Yayoi Kusama, Forlorn Spot, 1953, watercolor, pastel, ink on paper, Smithsonian American Art Museum, Gift of Mr. and Mrs. John A. Benton and The Joseph and Robert Cornell Memorial Foundation, 2019.32.4
2019 saw many wonderful and important works enter SAAM’s collection–photographs by Dawoud Bey, My Dreams, My Works Must Wait Till After Hell by the duo Girl, (Chitra Ganesh and Simone Leigh), a mixed-media work by AfriCOBRA co-founder Jeff Donaldson, and Judith Baca’s historic mural Uprising of the Mujeres, among many others. But the most surprising new acquisition comes from our Joseph Cornell Study Center—a trove of Cornell’s studio effects saved after the artist’s death and administered by SAAM’s Research and Scholars Center. Amidst the correspondence, photographs, and ephemera of Cornell’s life, archivist Anna Rimel discovered four small watercolors by Yayoi Kusama. These unexpected treasures have now been transferred into SAAM's collection.
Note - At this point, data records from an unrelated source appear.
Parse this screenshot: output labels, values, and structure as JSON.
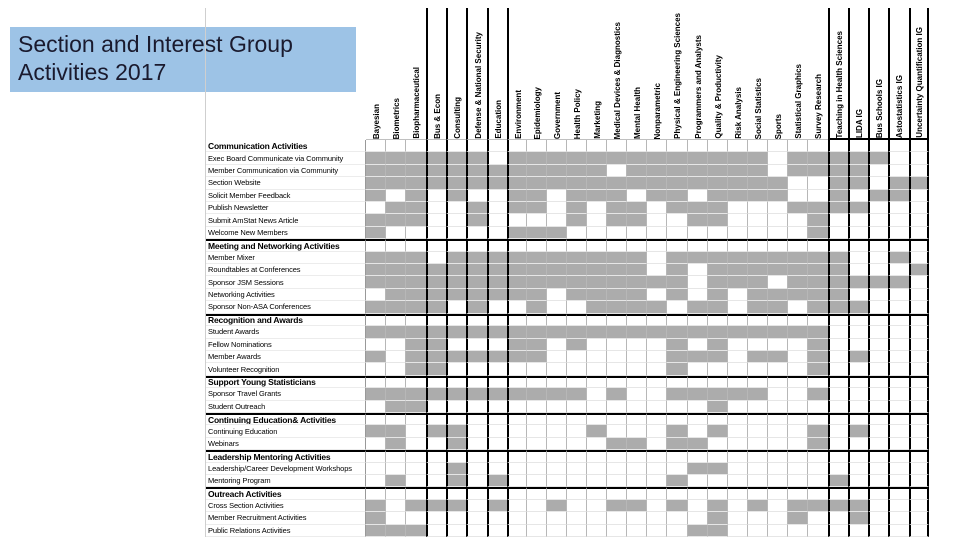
{
  "title": "Section and Interest Group Activities 2017",
  "colors": {
    "title_bg": "#9DC3E6",
    "title_text": "#1A1A2E",
    "cell_fill": "#ACACAC",
    "grid_line": "#B7B7B7",
    "section_line": "#000000"
  },
  "chart_data": {
    "type": "heatmap",
    "title": "Section and Interest Group Activities 2017",
    "legend_position": "none",
    "grid": true,
    "value_meaning": "1 = section/interest group performs the activity (gray cell), 0 = blank",
    "columns": [
      "Bayesian",
      "Biometrics",
      "Biopharmaceutical",
      "Bus & Econ",
      "Consulting",
      "Defense & National Security",
      "Education",
      "Environment",
      "Epidemiology",
      "Government",
      "Health Policy",
      "Marketing",
      "Medical Devices & Diagnostics",
      "Mental Health",
      "Nonparametric",
      "Physical & Engineering Sciences",
      "Programmers and Analysts",
      "Quality & Productivity",
      "Risk Analysis",
      "Social Statistics",
      "Sports",
      "Statistical Graphics",
      "Survey Research",
      "Teaching in Health Sciences",
      "LIDA IG",
      "Bus Schools IG",
      "Astostatistics IG",
      "Uncertainty Quantification IG"
    ],
    "rows": [
      {
        "type": "section",
        "label": "Communication Activities"
      },
      {
        "type": "item",
        "label": "Exec Board Communicate via Community",
        "cells": [
          1,
          1,
          1,
          1,
          1,
          1,
          0,
          1,
          1,
          1,
          1,
          1,
          1,
          1,
          1,
          1,
          1,
          1,
          1,
          1,
          0,
          1,
          1,
          1,
          1,
          1,
          0,
          0
        ]
      },
      {
        "type": "item",
        "label": "Member Communication via Community",
        "cells": [
          1,
          1,
          1,
          1,
          1,
          1,
          1,
          1,
          1,
          1,
          1,
          1,
          0,
          1,
          1,
          1,
          1,
          1,
          1,
          1,
          0,
          1,
          1,
          1,
          1,
          0,
          0,
          0
        ]
      },
      {
        "type": "item",
        "label": "Section Website",
        "cells": [
          1,
          1,
          1,
          1,
          1,
          1,
          1,
          1,
          1,
          1,
          1,
          1,
          1,
          1,
          1,
          1,
          1,
          1,
          1,
          1,
          1,
          0,
          0,
          1,
          1,
          0,
          1,
          1
        ]
      },
      {
        "type": "item",
        "label": "Solicit Member Feedback",
        "cells": [
          1,
          0,
          1,
          0,
          1,
          0,
          0,
          1,
          1,
          0,
          1,
          1,
          1,
          0,
          1,
          1,
          0,
          1,
          1,
          1,
          1,
          0,
          0,
          1,
          0,
          1,
          1,
          0
        ]
      },
      {
        "type": "item",
        "label": "Publish Newsletter",
        "cells": [
          0,
          1,
          1,
          0,
          0,
          1,
          0,
          1,
          1,
          0,
          1,
          0,
          1,
          1,
          0,
          1,
          1,
          1,
          0,
          0,
          0,
          1,
          1,
          1,
          1,
          0,
          0,
          0
        ]
      },
      {
        "type": "item",
        "label": "Submit AmStat News Article",
        "cells": [
          1,
          1,
          1,
          0,
          0,
          1,
          0,
          0,
          0,
          0,
          1,
          0,
          1,
          1,
          0,
          0,
          1,
          1,
          0,
          0,
          0,
          0,
          1,
          0,
          0,
          0,
          0,
          0
        ]
      },
      {
        "type": "item",
        "label": "Welcome New Members",
        "cells": [
          1,
          0,
          0,
          0,
          0,
          0,
          0,
          1,
          1,
          1,
          0,
          0,
          0,
          0,
          0,
          0,
          0,
          0,
          0,
          0,
          0,
          0,
          1,
          0,
          0,
          0,
          0,
          0
        ]
      },
      {
        "type": "section",
        "label": "Meeting and Networking Activities"
      },
      {
        "type": "item",
        "label": "Member Mixer",
        "cells": [
          1,
          1,
          1,
          0,
          1,
          1,
          1,
          1,
          1,
          1,
          1,
          1,
          1,
          1,
          0,
          1,
          1,
          1,
          1,
          1,
          1,
          1,
          1,
          1,
          0,
          0,
          1,
          0
        ]
      },
      {
        "type": "item",
        "label": "Roundtables at Conferences",
        "cells": [
          1,
          1,
          1,
          1,
          1,
          1,
          1,
          1,
          1,
          1,
          1,
          1,
          1,
          1,
          0,
          1,
          0,
          1,
          1,
          1,
          1,
          1,
          1,
          1,
          0,
          0,
          0,
          1
        ]
      },
      {
        "type": "item",
        "label": "Sponsor JSM Sessions",
        "cells": [
          1,
          1,
          1,
          1,
          1,
          1,
          1,
          1,
          1,
          1,
          1,
          1,
          1,
          1,
          1,
          1,
          0,
          1,
          1,
          1,
          0,
          1,
          1,
          1,
          1,
          1,
          1,
          0
        ]
      },
      {
        "type": "item",
        "label": "Networking Activities",
        "cells": [
          0,
          1,
          1,
          1,
          1,
          1,
          1,
          1,
          1,
          0,
          1,
          1,
          1,
          1,
          0,
          1,
          0,
          1,
          0,
          1,
          1,
          1,
          1,
          1,
          0,
          0,
          0,
          0
        ]
      },
      {
        "type": "item",
        "label": "Sponsor Non-ASA Conferences",
        "cells": [
          1,
          1,
          1,
          1,
          0,
          1,
          0,
          0,
          1,
          0,
          0,
          1,
          1,
          1,
          1,
          0,
          1,
          1,
          0,
          1,
          1,
          0,
          1,
          1,
          1,
          0,
          0,
          0
        ]
      },
      {
        "type": "section",
        "label": "Recognition and Awards"
      },
      {
        "type": "item",
        "label": "Student Awards",
        "cells": [
          1,
          1,
          1,
          1,
          1,
          1,
          1,
          1,
          1,
          1,
          1,
          1,
          1,
          1,
          1,
          1,
          1,
          1,
          1,
          1,
          1,
          1,
          1,
          0,
          0,
          0,
          0,
          0
        ]
      },
      {
        "type": "item",
        "label": "Fellow Nominations",
        "cells": [
          0,
          0,
          1,
          1,
          0,
          0,
          0,
          1,
          1,
          0,
          1,
          0,
          0,
          0,
          0,
          1,
          0,
          1,
          0,
          0,
          0,
          0,
          1,
          0,
          0,
          0,
          0,
          0
        ]
      },
      {
        "type": "item",
        "label": "Member Awards",
        "cells": [
          1,
          0,
          1,
          1,
          1,
          1,
          1,
          1,
          1,
          0,
          0,
          0,
          0,
          0,
          0,
          1,
          1,
          1,
          0,
          1,
          1,
          0,
          1,
          0,
          1,
          0,
          0,
          0
        ]
      },
      {
        "type": "item",
        "label": "Volunteer Recognition",
        "cells": [
          0,
          0,
          1,
          1,
          0,
          0,
          0,
          0,
          0,
          0,
          0,
          0,
          0,
          0,
          0,
          1,
          0,
          0,
          0,
          0,
          0,
          0,
          1,
          0,
          0,
          0,
          0,
          0
        ]
      },
      {
        "type": "section",
        "label": "Support Young Statisticians"
      },
      {
        "type": "item",
        "label": "Sponsor Travel Grants",
        "cells": [
          1,
          1,
          1,
          1,
          1,
          1,
          1,
          1,
          1,
          1,
          1,
          0,
          1,
          0,
          0,
          1,
          1,
          1,
          1,
          1,
          0,
          0,
          1,
          0,
          0,
          0,
          0,
          0
        ]
      },
      {
        "type": "item",
        "label": "Student Outreach",
        "cells": [
          0,
          1,
          1,
          0,
          0,
          0,
          0,
          0,
          0,
          0,
          0,
          0,
          0,
          0,
          0,
          0,
          0,
          1,
          0,
          0,
          0,
          0,
          0,
          0,
          0,
          0,
          0,
          0
        ]
      },
      {
        "type": "section",
        "label": "Continuing Education& Activities"
      },
      {
        "type": "item",
        "label": "Continuing Education",
        "cells": [
          1,
          1,
          0,
          1,
          1,
          0,
          0,
          0,
          0,
          0,
          0,
          1,
          0,
          0,
          0,
          1,
          0,
          1,
          0,
          0,
          0,
          0,
          1,
          0,
          1,
          0,
          0,
          0
        ]
      },
      {
        "type": "item",
        "label": "Webinars",
        "cells": [
          0,
          1,
          0,
          0,
          1,
          0,
          0,
          0,
          0,
          0,
          0,
          0,
          1,
          1,
          0,
          1,
          1,
          0,
          0,
          0,
          0,
          0,
          1,
          0,
          0,
          0,
          0,
          0
        ]
      },
      {
        "type": "section",
        "label": "Leadership Mentoring Activities"
      },
      {
        "type": "item",
        "label": "Leadership/Career Development Workshops",
        "cells": [
          0,
          0,
          0,
          0,
          1,
          0,
          0,
          0,
          0,
          0,
          0,
          0,
          0,
          0,
          0,
          0,
          1,
          1,
          0,
          0,
          0,
          0,
          0,
          0,
          0,
          0,
          0,
          0
        ]
      },
      {
        "type": "item",
        "label": "Mentoring Program",
        "cells": [
          0,
          1,
          0,
          0,
          1,
          0,
          1,
          0,
          0,
          0,
          0,
          0,
          0,
          0,
          0,
          1,
          0,
          0,
          0,
          0,
          0,
          0,
          0,
          1,
          0,
          0,
          0,
          0
        ]
      },
      {
        "type": "section",
        "label": "Outreach Activities"
      },
      {
        "type": "item",
        "label": "Cross Section Activities",
        "cells": [
          1,
          0,
          1,
          1,
          1,
          0,
          1,
          0,
          0,
          1,
          0,
          0,
          1,
          1,
          0,
          1,
          0,
          1,
          0,
          1,
          0,
          1,
          1,
          1,
          1,
          0,
          0,
          0
        ]
      },
      {
        "type": "item",
        "label": "Member Recruitment Activities",
        "cells": [
          1,
          0,
          0,
          0,
          0,
          0,
          0,
          0,
          0,
          0,
          0,
          0,
          0,
          0,
          0,
          0,
          0,
          1,
          0,
          0,
          0,
          1,
          0,
          0,
          1,
          0,
          0,
          0
        ]
      },
      {
        "type": "item",
        "label": "Public Relations Activities",
        "cells": [
          1,
          1,
          1,
          0,
          0,
          0,
          0,
          0,
          0,
          0,
          0,
          0,
          0,
          0,
          0,
          0,
          1,
          1,
          0,
          0,
          0,
          0,
          0,
          0,
          0,
          0,
          0,
          0
        ]
      }
    ],
    "thick_column_left_borders": [
      3,
      4,
      5,
      6,
      7,
      23,
      24,
      25,
      26,
      27
    ],
    "thick_header_underline_columns": [
      23,
      24,
      25,
      26,
      27
    ]
  }
}
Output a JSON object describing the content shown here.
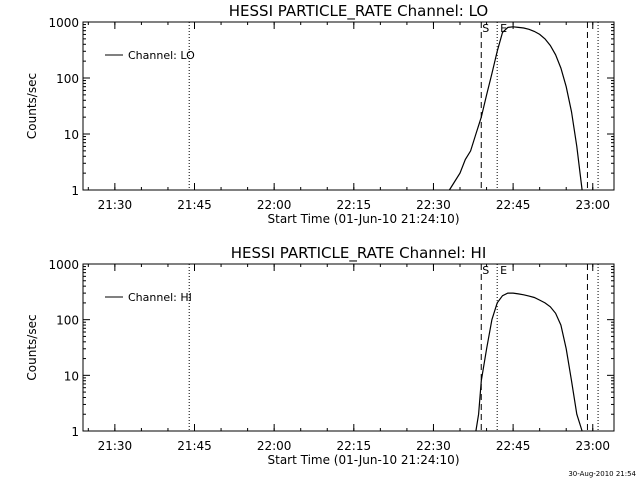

Today, Kusama is considered one of the most important artists in the contemporary art world, among the first artists from Asia to gain global prominence after World War II. It was a different story when Cornell and Kusama first met: he was an established figure in New York, known for his intricate box constructions; she was young and struggling. The two became friends in 1962 and remained close until Cornell’s death a decade later. Cornell dedicated poems and artworks to Kusama, and they spent time at his home in Queens, where he lived with his mother, sometimes sketching each other. Aware of her financial difficulties, Cornell occasionally gave the younger artist pieces of his to sell, allowing her to earn a commission. He also bought the four works that are now in SAAM’s collection—a purchase recorded by a receipt dated August 22, 1964, also preserved in the Cornell Study Center.
Rendered in watercolor, ink, pastel, and tempera paint, these delicate compositions were created in the mid-fifties and represent a crucial body of work that bridged Kusama’s transition from Japan to the United States. Their imagery suggests microscopic or cosmological topographies, intimate spaces that she would later expand in her Infinity Mirror Rooms. They were among the roughly 2,000 works on paper Kusama brought with her when she left Japan in 1957, hoping to sell them to support herself. Arriving in New York City after a brief sojourn in Seattle, Kusama quickly become part of the avant-garde scene, creating astonishingly innovative new art in the context of pop and Happenings, minimal and post-minimal art, and by the late 1960s, the hippie counterculture.
In 1973 Kusama returned to Japan. Among the things she brought home with her were magazine cuttings that Cornell had given to her, from which she made intricate collages—surrealist-inflected images that were, in part, an elegy to her friend. The works testify to her deep bond with Cornell—a relationship Kusama has described as passionately romantic yet platonic—as well as to the artist’s remarkable transnational career and unique role within the story of post-war American art.